What's that? You thought that happened on November 6, 1869, between Rutgers and Princeton? Well, that was the 1st football game played in America. But that was essentially a soccer game, 25-a-side. In 1870, these 2 schools in New Jersey were joined by Columbia University, of New York City.
In 1872 came another New Jersey school, the Hoboken-based Stevens Institute of Technology; and Yale University, of New Haven, Connecticut. In 1873 came Harvard University, of Cambridge, Massachusetts, across the Charles River from Boston; and the 1st game in the South, between Washington & Lee University and the Virginia Military Institute (VMI), which are practically next-door to each other in Lexington, Virginia.
So what happened on May 15, 1874?
Essentially, McGill University, in Montreal, Quebec, is Canada's answer to Harvard, right down to the use of Crimson red as the school color. Both Harvard's men and McGill's men believed themselves to be sporting gentlemen, in the tradition of the Victorian Era that was pretty much at its peak in the 1870s.
As citizens of the British Empire, McGill's men believed themselves to be honest, brave, and examples for the youth of the world to follow. The University's motto is Grandescunt Aucta Labore, Latin for "By work, all things increase and grow."
As citizens of the United States of America, Harvard's men believed the same things of themselves, with the added touch of being the inheritors of the American Revolution. The University's motto is simply Veritas, Latin for "Truth."
Having heard that Harvard had one the best football teams in America, McGill started its football program in 1874, and challenged Harvard to a game of "football." It would be the 1st-ever "football" game between American and Canadian teams. Wishing to maintain their appearance as honorable sportsmen, Harvard happily accepted.
But when the McGill men got to Harvard's Jarvis Field on May 14, they discovered that the game Harvard thought they'd been invited to play was soccer -- which got shortened to "assoc." and eventually to "soccer." The McGill men expected that they would be playing rugby (which has frequently been called "rugger").
Being "sportsmen" and "gentlemen," the team captains met to discuss the discrepancy with civility. There may have been tea involved, or perhaps a stronger beverage.
They came up with a compromise: They would play a game under Harvard's "Boston game" rules, and another game under the "code" of "rugby union," the version of football most familiar to Canada at the time. (Indeed, the predecessor to the CFL, the Canadian Football League, was the CRU, the Canadian Rugby Union.)
At least, that's the story I'd been led to believe. But, as Richard Hershberger, a historian who specializes in the post-Civil War period, points out, an article in The Boston Globe of May 11 suggests that the teams already knew ahead of time about the discrepancy, and that the compromise was worked out, by either mail or telegram. (The telephone was invented 2 years later, also in Boston. Note that, just as baseball was often spelled as 2 words at the time, or hyphenated, "base ball" or "base-ball," so, too, is "foot-ball" hyphenated here.)

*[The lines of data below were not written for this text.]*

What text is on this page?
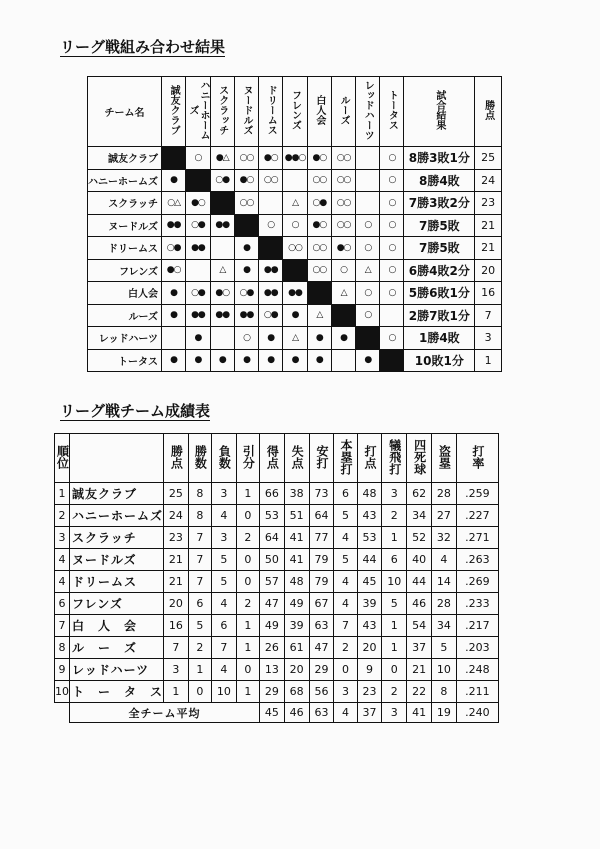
リーグ戦組み合わせ結果
チーム名	誠友クラブ	ハニーホームズ	スクラッチ	ヌードルズ	ドリームス	フレンズ	白人会	ルーズ	レッドハーツ	トータス	試合結果	勝点
誠友クラブ		○	●△	○○	●○	●●○	●○	○○		○	8勝3敗1分	25
ハニーホームズ	●		○●	●○	○○		○○	○○		○	8勝4敗	24
スクラッチ	○△	●○		○○		△	○●	○○		○	7勝3敗2分	23
ヌードルズ	●●	○●	●●		○	○	●○	○○	○	○	7勝5敗	21
ドリームス	○●	●●		●		○○	○○	●○	○	○	7勝5敗	21
フレンズ	●○		△	●	●●		○○	○	△	○	6勝4敗2分	20
白人会	●	○●	●○	○●	●●	●●		△	○	○	5勝6敗1分	16
ルーズ	●	●●	●●	●●	○●	●	△		○		2勝7敗1分	7
レッドハーツ		●		○	●	△	●	●		○	1勝4敗	3
トータス	●	●	●	●	●	●	●		●		10敗1分	1
リーグ戦チーム成績表
順位		勝点	勝数	負数	引分	得点	失点	安打	本塁打	打点	犠飛打	四死球	盗塁	打率
1	誠友クラブ	25	8	3	1	66	38	73	6	48	3	62	28	.259
2	ハニーホームズ	24	8	4	0	53	51	64	5	43	2	34	27	.227
3	スクラッチ	23	7	3	2	64	41	77	4	53	1	52	32	.271
4	ヌードルズ	21	7	5	0	50	41	79	5	44	6	40	4	.263
4	ドリームス	21	7	5	0	57	48	79	4	45	10	44	14	.269
6	フレンズ	20	6	4	2	47	49	67	4	39	5	46	28	.233
7	白　人　会	16	5	6	1	49	39	63	7	43	1	54	34	.217
8	ル　ー　ズ	7	2	7	1	26	61	47	2	20	1	37	5	.203
9	レッドハーツ	3	1	4	0	13	20	29	0	9	0	21	10	.248
10	ト　ー　タ　ス	1	0	10	1	29	68	56	3	23	2	22	8	.211
	全チーム平均					45	46	63	4	37	3	41	19	.240
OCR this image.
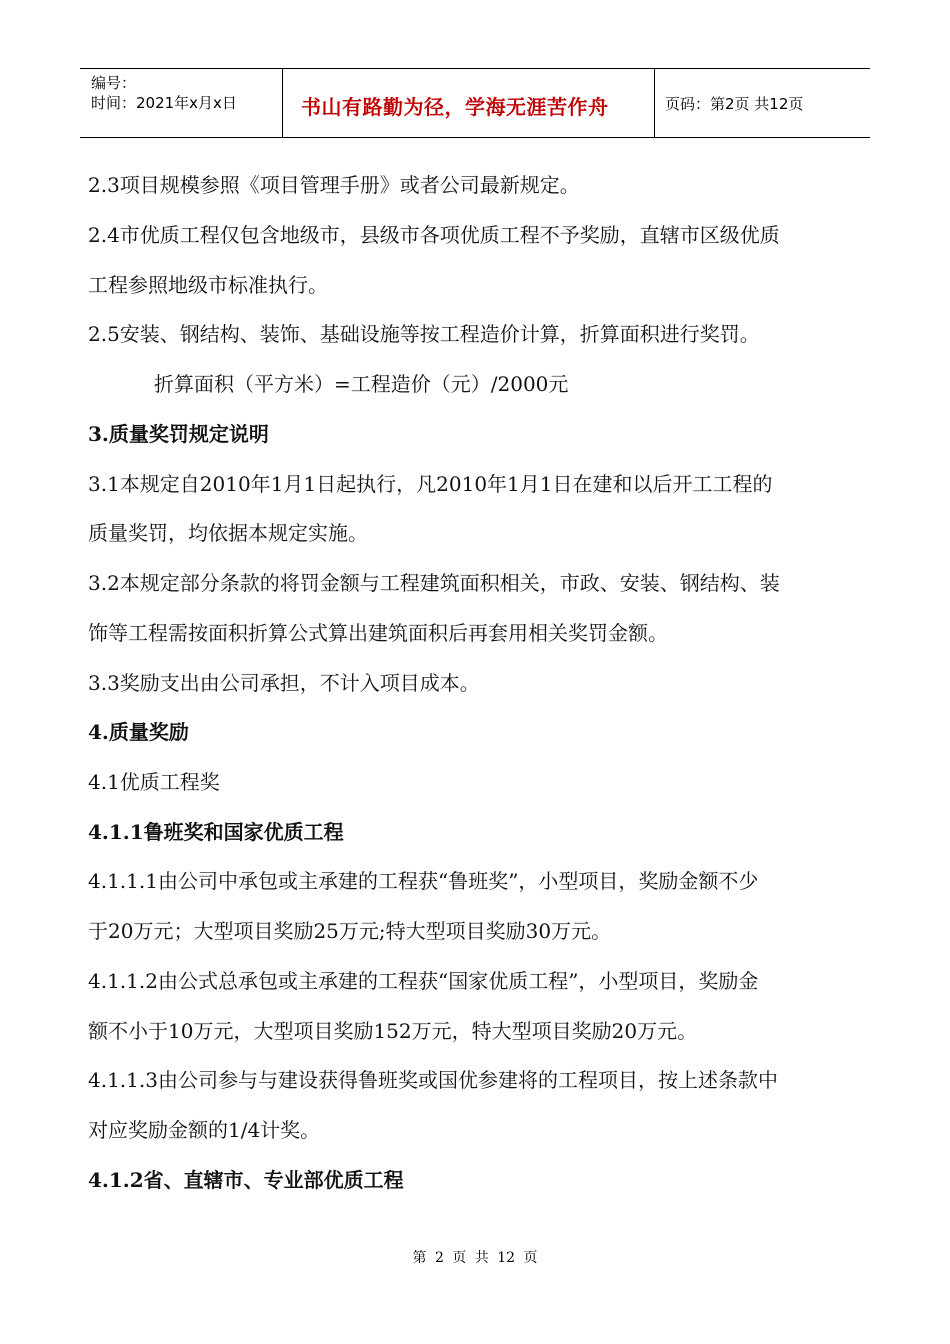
编号：
时间：2021年x月x日	书山有路勤为径，学海无涯苦作舟	页码：第2页 共12页
2.3项目规模参照《项目管理手册》或者公司最新规定。
2.4市优质工程仅包含地级市，县级市各项优质工程不予奖励，直辖市区级优质
工程参照地级市标准执行。
2.5安装、钢结构、装饰、基础设施等按工程造价计算，折算面积进行奖罚。
折算面积（平方米）=工程造价（元）/2000元
3.质量奖罚规定说明
3.1本规定自2010年1月1日起执行，凡2010年1月1日在建和以后开工工程的
质量奖罚，均依据本规定实施。
3.2本规定部分条款的将罚金额与工程建筑面积相关，市政、安装、钢结构、装
饰等工程需按面积折算公式算出建筑面积后再套用相关奖罚金额。
3.3奖励支出由公司承担，不计入项目成本。
4.质量奖励
4.1优质工程奖
4.1.1鲁班奖和国家优质工程
4.1.1.1由公司中承包或主承建的工程获“鲁班奖”，小型项目，奖励金额不少
于20万元；大型项目奖励25万元;特大型项目奖励30万元。
4.1.1.2由公式总承包或主承建的工程获“国家优质工程”，小型项目，奖励金
额不小于10万元，大型项目奖励152万元，特大型项目奖励20万元。
4.1.1.3由公司参与与建设获得鲁班奖或国优参建将的工程项目，按上述条款中
对应奖励金额的1/4计奖。
4.1.2省、直辖市、专业部优质工程
第 2 页 共 12 页
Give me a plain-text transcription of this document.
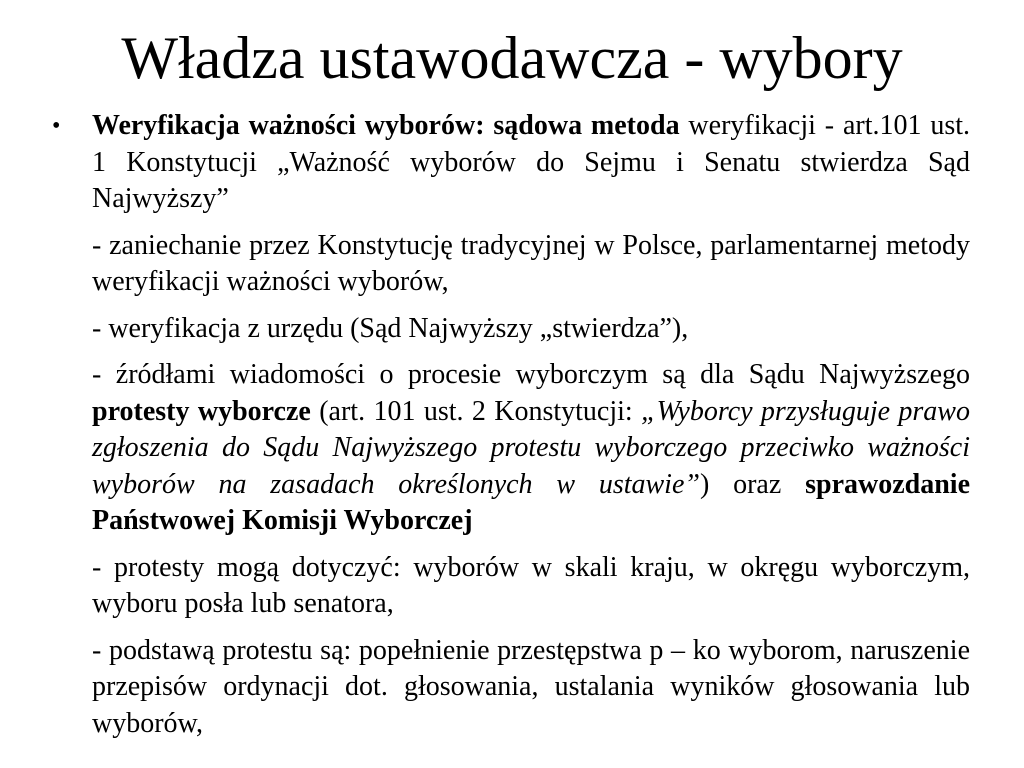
Władza ustawodawcza - wybory

• Weryfikacja ważności wyborów: sądowa metoda weryfikacji - art.101 ust. 1 Konstytucji „Ważność wyborów do Sejmu i Senatu stwierdza Sąd Najwyższy”

- zaniechanie przez Konstytucję tradycyjnej w Polsce, parlamentarnej metody weryfikacji ważności wyborów,

- weryfikacja z urzędu (Sąd Najwyższy „stwierdza”),

- źródłami wiadomości o procesie wyborczym są dla Sądu Najwyższego protesty wyborcze (art. 101 ust. 2 Konstytucji: „Wyborcy przysługuje prawo zgłoszenia do Sądu Najwyższego protestu wyborczego przeciwko ważności wyborów na zasadach określonych w ustawie”) oraz sprawozdanie Państwowej Komisji Wyborczej

- protesty mogą dotyczyć: wyborów w skali kraju, w okręgu wyborczym, wyboru posła lub senatora,

- podstawą protestu są: popełnienie przestępstwa p – ko wyborom, naruszenie przepisów ordynacji dot. głosowania, ustalania wyników głosowania lub wyborów,
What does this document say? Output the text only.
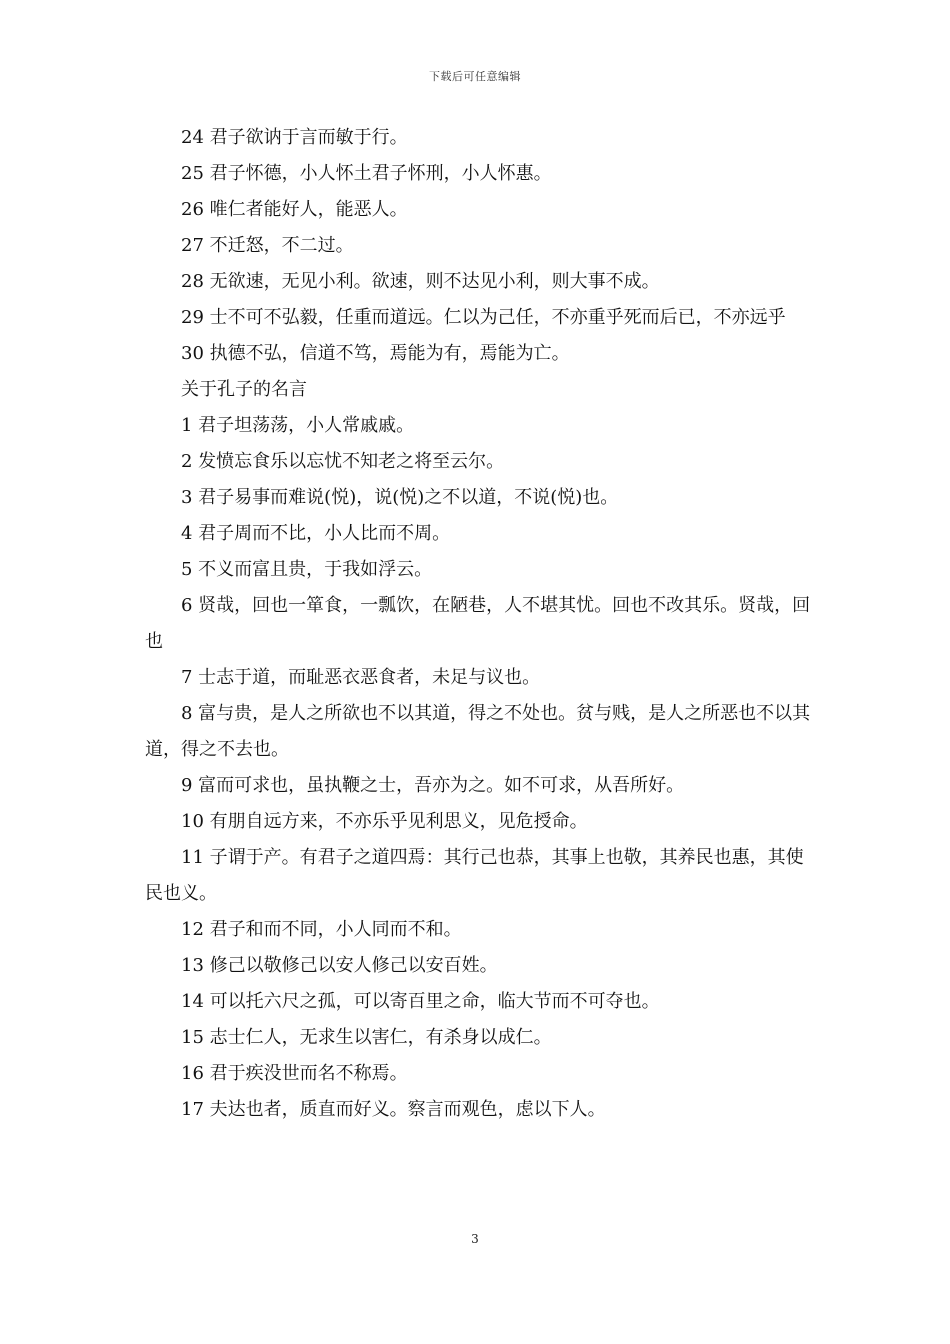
下载后可任意编辑

24 君子欲讷于言而敏于行。

25 君子怀德，小人怀土君子怀刑，小人怀惠。

26 唯仁者能好人，能恶人。

27 不迁怒，不二过。

28 无欲速，无见小利。欲速，则不达见小利，则大事不成。

29 士不可不弘毅，任重而道远。仁以为己任，不亦重乎死而后已，不亦远乎

30 执德不弘，信道不笃，焉能为有，焉能为亡。

关于孔子的名言

1 君子坦荡荡，小人常戚戚。

2 发愤忘食乐以忘忧不知老之将至云尔。

3 君子易事而难说(悦)，说(悦)之不以道，不说(悦)也。

4 君子周而不比，小人比而不周。

5 不义而富且贵，于我如浮云。

6 贤哉，回也一箪食，一瓢饮，在陋巷，人不堪其忧。回也不改其乐。贤哉，回也

7 士志于道，而耻恶衣恶食者，未足与议也。

8 富与贵，是人之所欲也不以其道，得之不处也。贫与贱，是人之所恶也不以其道，得之不去也。

9 富而可求也，虽执鞭之士，吾亦为之。如不可求，从吾所好。

10 有朋自远方来，不亦乐乎见利思义，见危授命。

11 子谓于产。有君子之道四焉：其行己也恭，其事上也敬，其养民也惠，其使民也义。

12 君子和而不同，小人同而不和。

13 修己以敬修己以安人修己以安百姓。

14 可以托六尺之孤，可以寄百里之命，临大节而不可夺也。

15 志士仁人，无求生以害仁，有杀身以成仁。

16 君于疾没世而名不称焉。

17 夫达也者，质直而好义。察言而观色，虑以下人。

3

On May 14, Harvard won the soccer game 3-0. The following day, they met for the rugby match, which ended 0-0. As Hershberger puts it:
This is the most important game in the history of American sport. I write this with no exaggeration. This is the game that converted Harvard to the rugby rules. Harvard then went forth and explained to the other schools that Harvard is Harvard and you other schools are not, so that is that. Next year, rugby will be adopted as for intercollegiate matches. From there they will immediately begin fiddling with the rules, and by 1880 will have distinctive features of American football. Most schools in 1874 favored a kicking game. Were it not for today's game, college football would be soccer, or something very close to it.
The Harvard men liked the rugby version, including the "try." Later in the year, their officials met with officials from the other football-playing schools, and the rules were combined with those of the soccer generally considered "football" in America, and carrying the ball was officially allowed, and the "try" became the "touchdown."So if you want to know why America plays the gridiron game instead of the sport that most of the rest of the world calls "football" or some variant, blame Harvard and McGill.
Like St. John's University in New York City's Queens, McGill used to call their team the Redmen. Despite the Indigenous heritage of Canada, it had nothing to do with the people then usually called "Indians": University founder James McGill, like many Scotsmen, had red hair. The name was used from 1927 to 2020, when it was changed to Redbirds.
"Redbirds" was chosen as a match for the name for their women's teams, the Martlets. Their women's sports department was founded in 1976, and their women's teams were named for the birds shown on the McGill family crest.